Last week, like the Jews of Exodus painting blood on their lintels, hundreds of thousands of Instagram users posted a block of text to their accounts hoping to avoid the plague of artificial intelligence online. “Goodbye Meta AI,” the message began, referring to Facebook’s parent company, and continued, “I do not give Meta or anyone else permission to use any of my personal data, profile information or photos.” Friends of mine posted it; artists I follow posted it; Tom Brady posted it. In their eagerness to combat the encroachment of A.I., all of them seemed to overlook the fact that merely sharing a meme would do nothing to change their legal rights vis-à-vis Meta or any other tech platform.

It is, in fact, possible to prevent Meta from training its A.I. models on your personal data. In the United States, there is no law giving users the right to protect their public posts against A.I., but you can set your Instagram account to private, which will prevent models from scraping your data. (Users in the United Kingdom and European Union, which have stronger data regulation, can also file a “right to object” to A.I. form through Meta’s account settings.) Going private presents a dilemma, though: Are you willing to limit the reach of your profile just to avoid participating in the new technology? Other platforms have more targeted data preferences buried in their settings menus. On X, you can click Privacy, then Data sharing and personalization: there you’ll find a permission checkbox that you can uncheck to stop X’s Grok A.I. model from using your account data “for training and fine-tuning,” as well as an option to clear past personal data that may have been used before you opted out. LinkedIn includes an opt-out button in its data privacy settings. In general, though, digital platforms are using the content we’ve uploaded over the years as raw material for the rapid development of A.I. tools, so it’s in their best interests not to make it too convenient for us to cut them off.
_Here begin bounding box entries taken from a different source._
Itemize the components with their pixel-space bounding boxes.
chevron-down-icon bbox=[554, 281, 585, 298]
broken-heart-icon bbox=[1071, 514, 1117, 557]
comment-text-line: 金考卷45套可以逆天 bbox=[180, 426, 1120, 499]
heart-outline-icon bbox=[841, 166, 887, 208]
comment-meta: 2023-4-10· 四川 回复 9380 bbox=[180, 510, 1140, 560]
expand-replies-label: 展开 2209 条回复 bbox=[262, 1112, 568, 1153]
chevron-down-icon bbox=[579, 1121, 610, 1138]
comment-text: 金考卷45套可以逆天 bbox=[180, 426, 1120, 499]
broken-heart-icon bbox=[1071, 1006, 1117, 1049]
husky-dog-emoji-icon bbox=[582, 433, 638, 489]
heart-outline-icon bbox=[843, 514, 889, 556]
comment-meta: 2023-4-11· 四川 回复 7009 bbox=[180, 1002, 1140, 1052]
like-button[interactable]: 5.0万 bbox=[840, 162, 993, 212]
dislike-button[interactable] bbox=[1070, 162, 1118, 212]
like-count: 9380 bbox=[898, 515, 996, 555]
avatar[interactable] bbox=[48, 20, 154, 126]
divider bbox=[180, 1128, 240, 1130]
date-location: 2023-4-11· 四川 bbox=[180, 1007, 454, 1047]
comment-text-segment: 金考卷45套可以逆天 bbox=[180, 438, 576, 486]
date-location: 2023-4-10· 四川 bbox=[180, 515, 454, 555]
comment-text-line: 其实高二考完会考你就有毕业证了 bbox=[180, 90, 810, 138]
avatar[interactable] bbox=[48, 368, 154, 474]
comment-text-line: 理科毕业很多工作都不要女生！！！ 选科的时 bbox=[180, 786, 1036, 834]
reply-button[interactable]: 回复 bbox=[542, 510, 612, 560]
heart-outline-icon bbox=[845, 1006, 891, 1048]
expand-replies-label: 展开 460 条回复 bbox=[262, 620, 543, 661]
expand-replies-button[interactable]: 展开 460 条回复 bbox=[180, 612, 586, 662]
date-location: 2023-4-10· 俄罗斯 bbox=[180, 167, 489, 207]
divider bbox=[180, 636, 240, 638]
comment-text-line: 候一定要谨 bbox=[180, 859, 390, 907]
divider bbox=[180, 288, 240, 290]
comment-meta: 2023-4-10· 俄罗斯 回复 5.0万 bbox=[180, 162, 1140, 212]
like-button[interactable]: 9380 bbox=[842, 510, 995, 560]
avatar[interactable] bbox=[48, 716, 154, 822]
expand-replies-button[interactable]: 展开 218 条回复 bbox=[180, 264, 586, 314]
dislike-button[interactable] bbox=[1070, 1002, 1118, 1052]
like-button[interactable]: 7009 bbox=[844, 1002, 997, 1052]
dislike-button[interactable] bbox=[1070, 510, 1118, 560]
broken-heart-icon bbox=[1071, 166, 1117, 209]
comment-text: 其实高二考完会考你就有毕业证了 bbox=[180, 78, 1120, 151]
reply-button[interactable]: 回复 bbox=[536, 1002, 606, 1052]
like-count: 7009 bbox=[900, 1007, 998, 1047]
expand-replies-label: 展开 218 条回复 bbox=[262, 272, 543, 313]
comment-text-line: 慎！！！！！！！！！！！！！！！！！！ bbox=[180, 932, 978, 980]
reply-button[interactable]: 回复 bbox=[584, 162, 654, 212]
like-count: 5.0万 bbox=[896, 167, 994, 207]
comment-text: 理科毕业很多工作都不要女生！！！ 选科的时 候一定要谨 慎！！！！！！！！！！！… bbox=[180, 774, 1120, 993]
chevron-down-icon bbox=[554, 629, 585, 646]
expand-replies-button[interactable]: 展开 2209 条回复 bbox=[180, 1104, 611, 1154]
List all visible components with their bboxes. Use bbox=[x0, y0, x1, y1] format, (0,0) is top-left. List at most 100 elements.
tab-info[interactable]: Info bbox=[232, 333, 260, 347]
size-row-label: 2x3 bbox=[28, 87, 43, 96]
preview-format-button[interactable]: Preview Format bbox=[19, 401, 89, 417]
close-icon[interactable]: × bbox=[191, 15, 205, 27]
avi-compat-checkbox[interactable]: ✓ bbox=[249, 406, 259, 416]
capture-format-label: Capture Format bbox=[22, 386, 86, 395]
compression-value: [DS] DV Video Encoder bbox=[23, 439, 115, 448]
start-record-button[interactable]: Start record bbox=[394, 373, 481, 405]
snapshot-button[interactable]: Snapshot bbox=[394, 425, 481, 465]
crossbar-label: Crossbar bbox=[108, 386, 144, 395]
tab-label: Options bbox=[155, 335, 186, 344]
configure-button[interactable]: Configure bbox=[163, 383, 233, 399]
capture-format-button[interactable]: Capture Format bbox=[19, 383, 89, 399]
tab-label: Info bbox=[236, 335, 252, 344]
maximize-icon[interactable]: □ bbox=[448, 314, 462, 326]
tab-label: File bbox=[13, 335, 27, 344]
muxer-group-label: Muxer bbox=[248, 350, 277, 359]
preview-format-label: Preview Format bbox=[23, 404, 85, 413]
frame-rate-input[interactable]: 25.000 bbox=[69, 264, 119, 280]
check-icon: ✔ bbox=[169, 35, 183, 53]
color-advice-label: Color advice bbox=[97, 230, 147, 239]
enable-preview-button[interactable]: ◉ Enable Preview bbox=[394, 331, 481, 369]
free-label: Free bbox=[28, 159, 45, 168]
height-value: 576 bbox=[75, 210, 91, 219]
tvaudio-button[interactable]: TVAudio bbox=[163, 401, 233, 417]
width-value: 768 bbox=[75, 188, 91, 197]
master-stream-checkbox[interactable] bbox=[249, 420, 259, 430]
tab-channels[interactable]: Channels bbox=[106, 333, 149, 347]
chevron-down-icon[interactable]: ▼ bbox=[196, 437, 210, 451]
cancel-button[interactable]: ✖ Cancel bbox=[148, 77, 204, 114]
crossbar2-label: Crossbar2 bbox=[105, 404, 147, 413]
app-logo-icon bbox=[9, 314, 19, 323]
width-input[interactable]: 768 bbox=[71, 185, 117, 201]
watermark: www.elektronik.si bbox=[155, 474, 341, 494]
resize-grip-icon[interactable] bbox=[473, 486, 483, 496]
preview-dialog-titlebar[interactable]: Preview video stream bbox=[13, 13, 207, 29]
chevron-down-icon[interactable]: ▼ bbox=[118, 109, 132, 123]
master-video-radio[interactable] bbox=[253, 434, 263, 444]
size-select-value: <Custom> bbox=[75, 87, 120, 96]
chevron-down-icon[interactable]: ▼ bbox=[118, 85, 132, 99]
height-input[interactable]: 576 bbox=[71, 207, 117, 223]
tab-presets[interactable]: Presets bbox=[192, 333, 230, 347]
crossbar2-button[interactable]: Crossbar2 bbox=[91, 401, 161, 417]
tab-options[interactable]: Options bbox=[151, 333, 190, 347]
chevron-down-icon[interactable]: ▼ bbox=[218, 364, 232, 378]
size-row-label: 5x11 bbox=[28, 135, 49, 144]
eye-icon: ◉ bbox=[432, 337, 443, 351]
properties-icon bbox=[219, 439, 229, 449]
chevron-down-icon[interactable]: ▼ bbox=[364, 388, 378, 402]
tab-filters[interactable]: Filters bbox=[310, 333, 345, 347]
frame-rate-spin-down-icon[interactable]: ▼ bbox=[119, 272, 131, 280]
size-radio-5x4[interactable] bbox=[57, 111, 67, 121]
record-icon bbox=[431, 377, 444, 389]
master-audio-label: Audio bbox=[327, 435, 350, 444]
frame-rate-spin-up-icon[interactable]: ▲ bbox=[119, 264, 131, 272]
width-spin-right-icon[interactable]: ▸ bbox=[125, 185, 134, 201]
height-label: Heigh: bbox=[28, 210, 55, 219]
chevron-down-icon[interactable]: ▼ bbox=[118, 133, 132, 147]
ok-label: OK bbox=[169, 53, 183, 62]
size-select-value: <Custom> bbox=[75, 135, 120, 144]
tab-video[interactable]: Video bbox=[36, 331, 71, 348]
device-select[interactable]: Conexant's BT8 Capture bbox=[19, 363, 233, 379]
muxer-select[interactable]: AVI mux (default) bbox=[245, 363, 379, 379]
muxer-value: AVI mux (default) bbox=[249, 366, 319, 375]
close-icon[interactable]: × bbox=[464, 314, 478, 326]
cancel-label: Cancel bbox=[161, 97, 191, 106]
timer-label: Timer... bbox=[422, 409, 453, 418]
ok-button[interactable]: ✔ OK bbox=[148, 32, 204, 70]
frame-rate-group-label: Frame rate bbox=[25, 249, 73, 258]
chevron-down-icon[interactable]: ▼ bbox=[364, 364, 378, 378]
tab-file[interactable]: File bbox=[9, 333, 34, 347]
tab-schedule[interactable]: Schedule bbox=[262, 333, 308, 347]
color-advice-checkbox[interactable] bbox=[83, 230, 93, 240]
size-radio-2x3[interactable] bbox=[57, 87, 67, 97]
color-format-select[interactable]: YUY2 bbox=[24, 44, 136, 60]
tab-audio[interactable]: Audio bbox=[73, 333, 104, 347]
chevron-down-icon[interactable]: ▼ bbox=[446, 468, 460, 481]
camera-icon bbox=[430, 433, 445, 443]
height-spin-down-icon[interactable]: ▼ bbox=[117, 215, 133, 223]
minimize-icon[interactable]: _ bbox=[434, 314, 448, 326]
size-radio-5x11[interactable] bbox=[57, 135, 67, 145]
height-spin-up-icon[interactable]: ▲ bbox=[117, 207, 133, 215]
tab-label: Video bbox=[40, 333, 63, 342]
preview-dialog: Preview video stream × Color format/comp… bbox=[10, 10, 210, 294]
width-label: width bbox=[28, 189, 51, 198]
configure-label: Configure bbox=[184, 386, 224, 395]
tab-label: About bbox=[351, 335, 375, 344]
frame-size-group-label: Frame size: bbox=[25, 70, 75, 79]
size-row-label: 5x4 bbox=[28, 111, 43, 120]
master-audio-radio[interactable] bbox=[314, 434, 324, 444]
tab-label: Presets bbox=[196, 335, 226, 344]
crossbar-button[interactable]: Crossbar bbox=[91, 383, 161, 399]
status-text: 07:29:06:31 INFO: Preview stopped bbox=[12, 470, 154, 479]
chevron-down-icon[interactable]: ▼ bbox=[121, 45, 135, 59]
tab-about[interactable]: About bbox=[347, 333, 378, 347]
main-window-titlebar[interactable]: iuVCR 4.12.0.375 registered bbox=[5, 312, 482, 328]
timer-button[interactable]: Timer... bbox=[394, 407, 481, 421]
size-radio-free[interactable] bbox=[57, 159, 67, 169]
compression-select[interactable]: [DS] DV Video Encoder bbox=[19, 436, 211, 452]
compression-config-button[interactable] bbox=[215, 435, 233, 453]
Even if your data isn’t going to train artificial intelligence, you will be peppered more and more frequently with invitations to use A.I. tools. Google search now often puts A.I. answers above Web site results. Google Chrome, Facebook, and Instagram prompt us to use A.I. to create images or write messages. The newest iPhone models incorporate generative A.I. that can, among other things, summarize the contents of your text threads. Meta recently announced that it is testing a new feature that will add personalized A.I.-generated imagery directly into users’ feeds—say, for example, your likeness rendered as a video-game character. (According to the company, this feature will require you to opt in.) Mark Zuckerberg recently told Alex Heath of The Verge that such content represented a “logical jump” for social media, but added, “How big it gets is kind of dependent on the execution and how good it is.”​​ As of yet, all these A.I. experiences are still nascent features in search of fans, and the investment in A.I. is vastly greater than the organic demand for it appears to be. (OpenAI expects 3.7 billion dollars in revenue this year, but five billion dollars in gross losses.) Tech companies are building the cart without knowing whether the horse exists, which may account for some users having feelings of paranoia. Who asked for this, and to what end? The main people benefitting from the launch of A.I. tools so far are not everyday Internet users trying to communicate with one another but those who are producing the cheap, attention-grabbing A.I.-generated content that is monetizable on social platforms.